As our models get better, we gain deeper understandings of the why underneath the phenomena.  Knowing why helps us dig deeper towards even better models, abstractions, and the maths we use to calculate and predict.  But as our models get better, we are increasingly in danger of confusing them with the reality they map.  A model might perfectly map a reality, but it still isn't that reality.  If we obsess on our maps, if we train our telescopes upon the map on our table instead of the stars outside, we forfeit the power of the map.  At the same time, if we don't vigilantly question and remain aware of the differences and similarities between map and mapped, we forfeit the power of reality. 

I remember a story I once read about Richard Feynman.  While an undergraduate he would wonder the halls of the graduate department... looking for frustrated researchers.  He met a person working on a quantum explanation of optics.  Newton and others had gifted us with formulas that worked just fine predicting the behavior of light in interaction with other materials like lenses and mirrors... what light does.  This grad student was trying to dig deeper... to understand WHY light did what it did in the presence of other materials and forces.  Well, supposedly, Feynman went off that night and did it... explained optics at the quantum level (and muddying the career options of a fellow student?).  The old Newtonian math still works just fine... is used in most circumstances... but now we know why it works, what causes it, and this gave us insights into whole new worlds of the possible (predicting materials that would reverse light on incident... mirror mirrors that we have since built, and ways of slowing light down to a stop!).

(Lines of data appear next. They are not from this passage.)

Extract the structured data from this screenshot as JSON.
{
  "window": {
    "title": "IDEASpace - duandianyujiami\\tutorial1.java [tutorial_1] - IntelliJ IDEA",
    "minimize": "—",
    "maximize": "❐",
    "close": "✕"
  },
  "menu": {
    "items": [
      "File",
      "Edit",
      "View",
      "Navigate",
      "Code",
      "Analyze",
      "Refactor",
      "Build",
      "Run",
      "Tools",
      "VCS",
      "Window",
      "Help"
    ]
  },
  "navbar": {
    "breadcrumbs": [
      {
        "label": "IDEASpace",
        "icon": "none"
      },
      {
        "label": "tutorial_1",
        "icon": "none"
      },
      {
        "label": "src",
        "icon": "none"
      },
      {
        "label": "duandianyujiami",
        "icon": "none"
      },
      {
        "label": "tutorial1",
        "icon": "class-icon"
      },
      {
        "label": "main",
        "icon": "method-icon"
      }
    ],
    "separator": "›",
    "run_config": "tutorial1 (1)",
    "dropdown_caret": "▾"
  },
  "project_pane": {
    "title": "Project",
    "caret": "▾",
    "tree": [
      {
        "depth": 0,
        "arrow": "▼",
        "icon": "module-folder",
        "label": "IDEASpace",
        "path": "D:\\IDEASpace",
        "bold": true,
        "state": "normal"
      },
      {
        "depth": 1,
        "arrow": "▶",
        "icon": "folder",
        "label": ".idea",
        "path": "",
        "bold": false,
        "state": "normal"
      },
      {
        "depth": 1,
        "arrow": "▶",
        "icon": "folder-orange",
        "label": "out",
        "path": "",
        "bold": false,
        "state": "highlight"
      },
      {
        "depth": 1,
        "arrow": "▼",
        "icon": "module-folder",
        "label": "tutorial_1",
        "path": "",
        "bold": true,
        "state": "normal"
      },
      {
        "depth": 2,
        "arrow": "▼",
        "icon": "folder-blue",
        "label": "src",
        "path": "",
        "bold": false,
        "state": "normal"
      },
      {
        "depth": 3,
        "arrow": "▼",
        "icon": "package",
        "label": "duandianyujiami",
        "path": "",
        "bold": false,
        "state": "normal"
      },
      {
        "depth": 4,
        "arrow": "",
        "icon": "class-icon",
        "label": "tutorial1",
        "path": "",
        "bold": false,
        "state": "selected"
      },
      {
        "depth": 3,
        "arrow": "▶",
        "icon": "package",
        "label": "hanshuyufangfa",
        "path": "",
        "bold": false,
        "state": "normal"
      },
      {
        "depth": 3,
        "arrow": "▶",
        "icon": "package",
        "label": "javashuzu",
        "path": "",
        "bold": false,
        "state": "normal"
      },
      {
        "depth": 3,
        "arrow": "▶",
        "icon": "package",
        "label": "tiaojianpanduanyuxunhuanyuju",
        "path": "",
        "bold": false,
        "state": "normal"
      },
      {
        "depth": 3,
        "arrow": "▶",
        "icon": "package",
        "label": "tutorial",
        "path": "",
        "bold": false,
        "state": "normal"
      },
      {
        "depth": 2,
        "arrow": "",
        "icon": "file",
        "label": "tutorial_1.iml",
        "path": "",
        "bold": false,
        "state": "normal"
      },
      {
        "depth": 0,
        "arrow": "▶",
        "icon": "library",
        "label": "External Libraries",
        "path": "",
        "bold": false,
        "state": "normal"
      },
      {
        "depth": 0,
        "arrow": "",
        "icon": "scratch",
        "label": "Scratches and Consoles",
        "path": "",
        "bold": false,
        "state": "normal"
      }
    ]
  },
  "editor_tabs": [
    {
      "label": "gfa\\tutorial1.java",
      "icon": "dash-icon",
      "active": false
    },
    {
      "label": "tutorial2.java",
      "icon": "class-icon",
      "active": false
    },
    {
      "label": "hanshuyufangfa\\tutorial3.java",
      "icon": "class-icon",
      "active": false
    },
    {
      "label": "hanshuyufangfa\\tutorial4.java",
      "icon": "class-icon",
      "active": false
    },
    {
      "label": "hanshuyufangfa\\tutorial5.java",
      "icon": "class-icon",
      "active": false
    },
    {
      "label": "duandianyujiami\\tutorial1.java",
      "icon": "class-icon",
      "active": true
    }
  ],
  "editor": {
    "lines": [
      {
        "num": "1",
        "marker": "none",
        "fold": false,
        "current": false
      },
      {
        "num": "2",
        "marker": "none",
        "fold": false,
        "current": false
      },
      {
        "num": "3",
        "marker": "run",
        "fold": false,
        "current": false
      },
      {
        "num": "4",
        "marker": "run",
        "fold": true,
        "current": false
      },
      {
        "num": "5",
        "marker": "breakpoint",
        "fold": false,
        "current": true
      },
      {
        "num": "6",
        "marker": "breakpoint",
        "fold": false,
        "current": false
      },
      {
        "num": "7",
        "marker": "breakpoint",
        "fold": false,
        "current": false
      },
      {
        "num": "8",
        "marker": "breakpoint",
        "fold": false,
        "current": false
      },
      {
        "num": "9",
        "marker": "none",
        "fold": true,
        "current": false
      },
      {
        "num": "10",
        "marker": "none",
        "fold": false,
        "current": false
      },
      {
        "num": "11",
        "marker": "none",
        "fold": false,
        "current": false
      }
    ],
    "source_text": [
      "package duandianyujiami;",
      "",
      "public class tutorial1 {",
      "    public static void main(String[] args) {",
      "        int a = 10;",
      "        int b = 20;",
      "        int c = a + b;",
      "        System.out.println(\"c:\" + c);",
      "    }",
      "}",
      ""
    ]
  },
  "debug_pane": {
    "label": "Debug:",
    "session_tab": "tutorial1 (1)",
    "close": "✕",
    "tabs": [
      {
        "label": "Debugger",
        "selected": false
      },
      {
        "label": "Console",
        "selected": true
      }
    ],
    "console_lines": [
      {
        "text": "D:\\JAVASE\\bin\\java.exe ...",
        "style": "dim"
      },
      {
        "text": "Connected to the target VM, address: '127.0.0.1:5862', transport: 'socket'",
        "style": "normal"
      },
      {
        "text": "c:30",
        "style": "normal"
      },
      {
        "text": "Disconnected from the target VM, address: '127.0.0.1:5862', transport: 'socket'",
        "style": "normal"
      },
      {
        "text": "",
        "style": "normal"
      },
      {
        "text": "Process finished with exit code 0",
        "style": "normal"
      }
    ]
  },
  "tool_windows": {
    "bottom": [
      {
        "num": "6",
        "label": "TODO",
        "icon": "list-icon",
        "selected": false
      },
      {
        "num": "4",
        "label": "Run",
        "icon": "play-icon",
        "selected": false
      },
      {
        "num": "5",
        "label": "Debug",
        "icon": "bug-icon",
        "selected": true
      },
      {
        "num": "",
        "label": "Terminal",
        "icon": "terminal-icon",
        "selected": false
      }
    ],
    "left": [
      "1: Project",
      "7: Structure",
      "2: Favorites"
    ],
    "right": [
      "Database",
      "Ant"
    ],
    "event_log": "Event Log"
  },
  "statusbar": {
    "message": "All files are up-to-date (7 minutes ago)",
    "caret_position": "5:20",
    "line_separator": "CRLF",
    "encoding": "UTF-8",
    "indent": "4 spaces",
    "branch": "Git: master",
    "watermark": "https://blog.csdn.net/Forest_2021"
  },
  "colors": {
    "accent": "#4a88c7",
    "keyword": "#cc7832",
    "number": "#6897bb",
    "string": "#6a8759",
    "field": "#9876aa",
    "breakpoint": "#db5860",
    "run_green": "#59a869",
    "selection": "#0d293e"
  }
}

The danger of shortcuts, (and all math is a shortcut... even Einstein's and Feynman's), is that because it works, the more we begin to believe that the abstraction, the math, the shortcut, IS the phenomenon.  We fall in love with and are blinded by the scaffolding.  The physics we use to explain reality, and the math we use to perform calculations based on that physics are not always very good explanations of the phenomena they represent. Often, they are just practical necessities.  Crutches, saws, recipes... methods blind to meaning.  Methods so beautiful, so useful, that they often obfuscate meaning.

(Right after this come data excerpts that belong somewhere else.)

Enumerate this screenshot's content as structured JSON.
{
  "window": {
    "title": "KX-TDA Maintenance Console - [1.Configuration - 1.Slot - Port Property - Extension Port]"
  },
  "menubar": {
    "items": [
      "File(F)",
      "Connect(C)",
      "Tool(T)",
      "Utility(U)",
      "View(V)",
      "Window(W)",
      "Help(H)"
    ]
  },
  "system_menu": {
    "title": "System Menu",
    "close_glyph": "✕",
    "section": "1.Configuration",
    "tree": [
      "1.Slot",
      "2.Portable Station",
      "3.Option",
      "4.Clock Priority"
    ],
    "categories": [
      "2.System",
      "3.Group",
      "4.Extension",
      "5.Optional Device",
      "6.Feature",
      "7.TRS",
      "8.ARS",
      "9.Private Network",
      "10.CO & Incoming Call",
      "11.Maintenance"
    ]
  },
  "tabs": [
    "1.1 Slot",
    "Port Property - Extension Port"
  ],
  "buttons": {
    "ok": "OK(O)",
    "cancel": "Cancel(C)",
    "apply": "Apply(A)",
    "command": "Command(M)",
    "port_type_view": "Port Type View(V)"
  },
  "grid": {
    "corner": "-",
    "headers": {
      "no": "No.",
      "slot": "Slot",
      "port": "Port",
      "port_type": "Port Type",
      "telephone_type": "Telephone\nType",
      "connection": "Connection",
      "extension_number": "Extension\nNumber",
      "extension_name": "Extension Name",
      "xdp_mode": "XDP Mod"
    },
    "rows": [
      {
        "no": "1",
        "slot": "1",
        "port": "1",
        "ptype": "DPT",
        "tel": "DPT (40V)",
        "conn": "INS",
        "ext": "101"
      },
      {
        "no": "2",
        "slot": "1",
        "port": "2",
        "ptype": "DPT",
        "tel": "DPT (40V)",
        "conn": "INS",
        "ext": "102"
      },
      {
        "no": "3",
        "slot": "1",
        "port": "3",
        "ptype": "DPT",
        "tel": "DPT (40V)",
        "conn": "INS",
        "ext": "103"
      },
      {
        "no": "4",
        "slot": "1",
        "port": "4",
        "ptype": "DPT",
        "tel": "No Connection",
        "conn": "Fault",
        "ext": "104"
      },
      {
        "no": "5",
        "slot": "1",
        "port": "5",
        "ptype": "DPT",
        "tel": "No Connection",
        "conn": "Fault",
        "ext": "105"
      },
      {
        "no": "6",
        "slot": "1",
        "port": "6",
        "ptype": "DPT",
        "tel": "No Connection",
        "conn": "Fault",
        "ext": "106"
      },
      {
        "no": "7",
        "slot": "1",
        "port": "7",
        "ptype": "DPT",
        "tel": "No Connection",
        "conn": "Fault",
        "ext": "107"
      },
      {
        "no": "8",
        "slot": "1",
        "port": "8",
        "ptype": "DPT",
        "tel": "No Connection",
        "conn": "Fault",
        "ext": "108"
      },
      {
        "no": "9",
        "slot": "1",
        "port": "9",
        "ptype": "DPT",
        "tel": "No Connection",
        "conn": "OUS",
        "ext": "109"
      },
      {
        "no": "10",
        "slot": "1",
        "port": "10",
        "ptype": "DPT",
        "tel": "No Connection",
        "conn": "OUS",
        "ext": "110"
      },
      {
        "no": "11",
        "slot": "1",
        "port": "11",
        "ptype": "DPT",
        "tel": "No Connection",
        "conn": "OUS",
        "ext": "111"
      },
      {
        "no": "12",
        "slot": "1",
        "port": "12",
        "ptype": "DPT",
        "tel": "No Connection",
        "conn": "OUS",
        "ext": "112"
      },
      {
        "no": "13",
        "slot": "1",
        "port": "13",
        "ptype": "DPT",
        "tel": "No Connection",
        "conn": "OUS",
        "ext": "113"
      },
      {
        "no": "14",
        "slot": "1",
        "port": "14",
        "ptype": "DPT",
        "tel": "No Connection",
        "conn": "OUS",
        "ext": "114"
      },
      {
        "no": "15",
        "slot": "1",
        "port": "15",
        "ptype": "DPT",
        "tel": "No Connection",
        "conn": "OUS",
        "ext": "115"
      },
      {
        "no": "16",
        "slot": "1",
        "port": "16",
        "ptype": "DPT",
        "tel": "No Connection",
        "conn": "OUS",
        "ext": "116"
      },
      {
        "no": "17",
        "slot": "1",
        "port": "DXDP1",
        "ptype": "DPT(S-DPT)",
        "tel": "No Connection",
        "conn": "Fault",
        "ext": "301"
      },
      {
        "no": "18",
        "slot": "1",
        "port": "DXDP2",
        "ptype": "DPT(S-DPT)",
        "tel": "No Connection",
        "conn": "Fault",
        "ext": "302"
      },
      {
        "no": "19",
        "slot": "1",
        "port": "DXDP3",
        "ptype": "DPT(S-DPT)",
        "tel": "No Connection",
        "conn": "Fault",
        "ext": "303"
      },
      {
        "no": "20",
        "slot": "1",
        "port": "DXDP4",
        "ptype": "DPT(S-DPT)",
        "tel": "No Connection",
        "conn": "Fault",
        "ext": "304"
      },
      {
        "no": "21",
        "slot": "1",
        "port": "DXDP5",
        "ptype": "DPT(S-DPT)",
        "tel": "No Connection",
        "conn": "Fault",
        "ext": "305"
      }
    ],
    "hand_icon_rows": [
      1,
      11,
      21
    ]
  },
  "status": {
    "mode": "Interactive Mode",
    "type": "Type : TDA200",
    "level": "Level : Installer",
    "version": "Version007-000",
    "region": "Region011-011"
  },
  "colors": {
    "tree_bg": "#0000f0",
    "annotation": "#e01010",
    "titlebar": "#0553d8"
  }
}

Do you remember that day in middle school math class when the teacher introduced the concept of number bases?  I was blown away when I was forced to realize that most of my hard won understandings of "math" were in fact just arithmetic tricks to do calculations in a counting system that could just as easily have had 1, 13 or 649 digits, could just as easily not had digits at all!  That was the day I first saw the difference between mathematics and arithmetics.  But there is an even more profound difference between science and mathematics.

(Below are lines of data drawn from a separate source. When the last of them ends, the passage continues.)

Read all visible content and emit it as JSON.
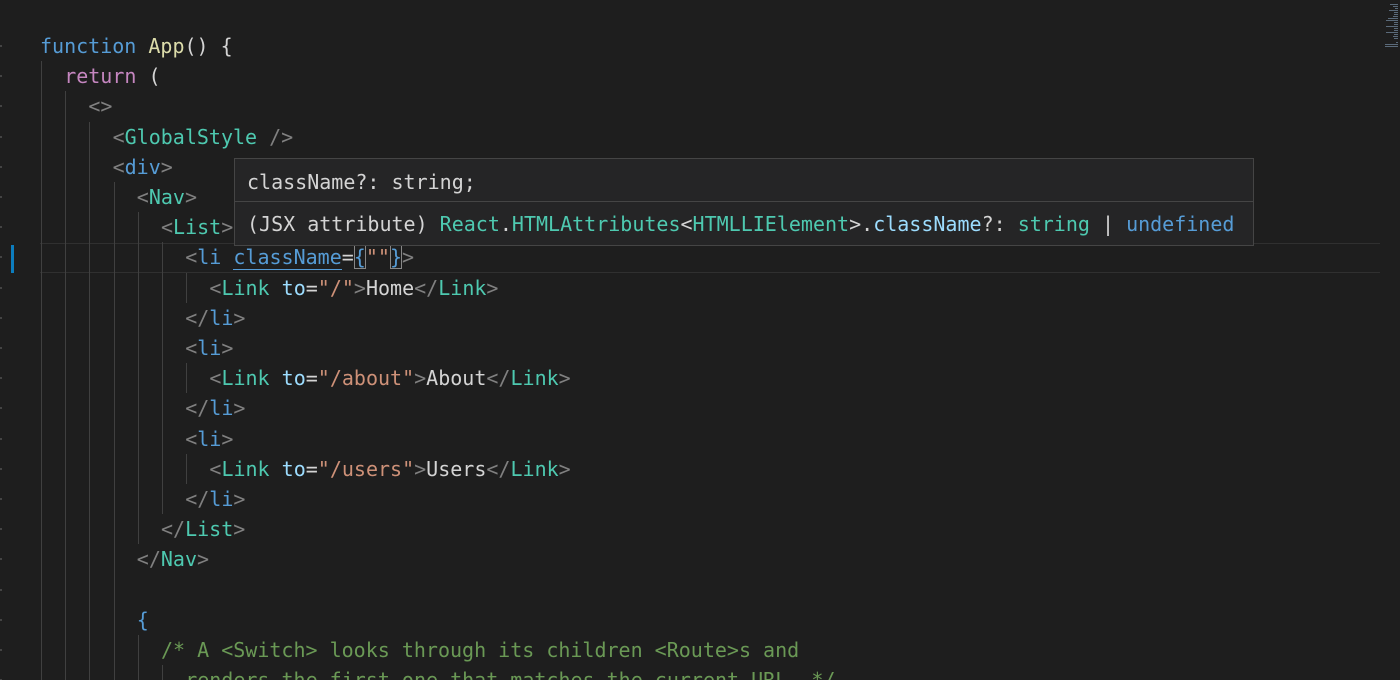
{
  "editor": {
    "lines": [
      {
        "tokens": [
          {
            "c": "kw",
            "t": "function"
          },
          {
            "c": "txt",
            "t": " "
          },
          {
            "c": "fn",
            "t": "App"
          },
          {
            "c": "txt",
            "t": "() {"
          }
        ]
      },
      {
        "tokens": [
          {
            "c": "ret",
            "t": "return"
          },
          {
            "c": "txt",
            "t": " ("
          }
        ]
      },
      {
        "tokens": [
          {
            "c": "punct",
            "t": "<>"
          }
        ]
      },
      {
        "tokens": [
          {
            "c": "punct",
            "t": "<"
          },
          {
            "c": "tag",
            "t": "GlobalStyle"
          },
          {
            "c": "txt",
            "t": " "
          },
          {
            "c": "punct",
            "t": "/>"
          }
        ]
      },
      {
        "tokens": [
          {
            "c": "punct",
            "t": "<"
          },
          {
            "c": "htmltag",
            "t": "div"
          },
          {
            "c": "punct",
            "t": ">"
          }
        ]
      },
      {
        "tokens": [
          {
            "c": "punct",
            "t": "<"
          },
          {
            "c": "tag",
            "t": "Nav"
          },
          {
            "c": "punct",
            "t": ">"
          }
        ]
      },
      {
        "tokens": [
          {
            "c": "punct",
            "t": "<"
          },
          {
            "c": "tag",
            "t": "List"
          },
          {
            "c": "punct",
            "t": ">"
          }
        ]
      },
      {
        "tokens": [
          {
            "c": "punct",
            "t": "<"
          },
          {
            "c": "htmltag",
            "t": "li"
          },
          {
            "c": "txt",
            "t": " "
          },
          {
            "c": "underline-attr",
            "t": "className"
          },
          {
            "c": "txt",
            "t": "="
          },
          {
            "c": "brace bracket-match",
            "t": "{"
          },
          {
            "c": "str",
            "t": "\"\""
          },
          {
            "c": "brace bracket-match",
            "t": "}"
          },
          {
            "c": "punct",
            "t": ">"
          }
        ]
      },
      {
        "tokens": [
          {
            "c": "punct",
            "t": "<"
          },
          {
            "c": "tag",
            "t": "Link"
          },
          {
            "c": "txt",
            "t": " "
          },
          {
            "c": "attr",
            "t": "to"
          },
          {
            "c": "txt",
            "t": "="
          },
          {
            "c": "str",
            "t": "\"/\""
          },
          {
            "c": "punct",
            "t": ">"
          },
          {
            "c": "txt",
            "t": "Home"
          },
          {
            "c": "punct",
            "t": "</"
          },
          {
            "c": "tag",
            "t": "Link"
          },
          {
            "c": "punct",
            "t": ">"
          }
        ]
      },
      {
        "tokens": [
          {
            "c": "punct",
            "t": "</"
          },
          {
            "c": "htmltag",
            "t": "li"
          },
          {
            "c": "punct",
            "t": ">"
          }
        ]
      },
      {
        "tokens": [
          {
            "c": "punct",
            "t": "<"
          },
          {
            "c": "htmltag",
            "t": "li"
          },
          {
            "c": "punct",
            "t": ">"
          }
        ]
      },
      {
        "tokens": [
          {
            "c": "punct",
            "t": "<"
          },
          {
            "c": "tag",
            "t": "Link"
          },
          {
            "c": "txt",
            "t": " "
          },
          {
            "c": "attr",
            "t": "to"
          },
          {
            "c": "txt",
            "t": "="
          },
          {
            "c": "str",
            "t": "\"/about\""
          },
          {
            "c": "punct",
            "t": ">"
          },
          {
            "c": "txt",
            "t": "About"
          },
          {
            "c": "punct",
            "t": "</"
          },
          {
            "c": "tag",
            "t": "Link"
          },
          {
            "c": "punct",
            "t": ">"
          }
        ]
      },
      {
        "tokens": [
          {
            "c": "punct",
            "t": "</"
          },
          {
            "c": "htmltag",
            "t": "li"
          },
          {
            "c": "punct",
            "t": ">"
          }
        ]
      },
      {
        "tokens": [
          {
            "c": "punct",
            "t": "<"
          },
          {
            "c": "htmltag",
            "t": "li"
          },
          {
            "c": "punct",
            "t": ">"
          }
        ]
      },
      {
        "tokens": [
          {
            "c": "punct",
            "t": "<"
          },
          {
            "c": "tag",
            "t": "Link"
          },
          {
            "c": "txt",
            "t": " "
          },
          {
            "c": "attr",
            "t": "to"
          },
          {
            "c": "txt",
            "t": "="
          },
          {
            "c": "str",
            "t": "\"/users\""
          },
          {
            "c": "punct",
            "t": ">"
          },
          {
            "c": "txt",
            "t": "Users"
          },
          {
            "c": "punct",
            "t": "</"
          },
          {
            "c": "tag",
            "t": "Link"
          },
          {
            "c": "punct",
            "t": ">"
          }
        ]
      },
      {
        "tokens": [
          {
            "c": "punct",
            "t": "</"
          },
          {
            "c": "htmltag",
            "t": "li"
          },
          {
            "c": "punct",
            "t": ">"
          }
        ]
      },
      {
        "tokens": [
          {
            "c": "punct",
            "t": "</"
          },
          {
            "c": "tag",
            "t": "List"
          },
          {
            "c": "punct",
            "t": ">"
          }
        ]
      },
      {
        "tokens": [
          {
            "c": "punct",
            "t": "</"
          },
          {
            "c": "tag",
            "t": "Nav"
          },
          {
            "c": "punct",
            "t": ">"
          }
        ]
      },
      {
        "tokens": []
      },
      {
        "tokens": [
          {
            "c": "brace",
            "t": "{"
          }
        ]
      },
      {
        "tokens": [
          {
            "c": "comment",
            "t": "/* A <Switch> looks through its children <Route>s and"
          }
        ]
      },
      {
        "tokens": [
          {
            "c": "comment",
            "t": "renders the first one that matches the current URL. */"
          }
        ]
      }
    ]
  },
  "hover": {
    "signature": "className?: string;",
    "detail": [
      {
        "c": "txt",
        "t": "(JSX attribute) "
      },
      {
        "c": "hv-cls",
        "t": "React"
      },
      {
        "c": "txt",
        "t": "."
      },
      {
        "c": "hv-cls",
        "t": "HTMLAttributes"
      },
      {
        "c": "txt",
        "t": "<"
      },
      {
        "c": "hv-type",
        "t": "HTMLLIElement"
      },
      {
        "c": "txt",
        "t": ">."
      },
      {
        "c": "hv-prop",
        "t": "className"
      },
      {
        "c": "txt",
        "t": "?: "
      },
      {
        "c": "hv-type",
        "t": "string"
      },
      {
        "c": "txt",
        "t": " | "
      },
      {
        "c": "hv-kw",
        "t": "undefined"
      }
    ]
  }
}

Once, I had a T-shirt made that said, "The Map Is Not The Territory. But The Map Is Territory".  I was trying to remind the postmodernists who had taken the subject/object split to far... that any abstraction, any scaffolding, any map, any formula was itself a thing, and that that thing was subject to the exact same physical restrictions as any other thing.  The word "house" is subject to different combinations of physical forces than those effecting any real "house" it might represent... but abstractions are things and the minds that processes them are things as well.  No magic needed.  The difference of course is that we construct abstraction systems exactly and precisely to be more flexible than the stuff we model in them.  I can say "I ate my house" without breaking any of the physics (the grammar) of the English language.  Actually having eaten my house would probably not be possible. Language rides the fence between the flexibility needed to play what-if's and the rigidity necessary to honor reality.

So, if anyone can climb outside of the arithmetics of heat formulas long enough to help me understand the actual causal interplay between mechanical heat and radiative heat... please don't be shy.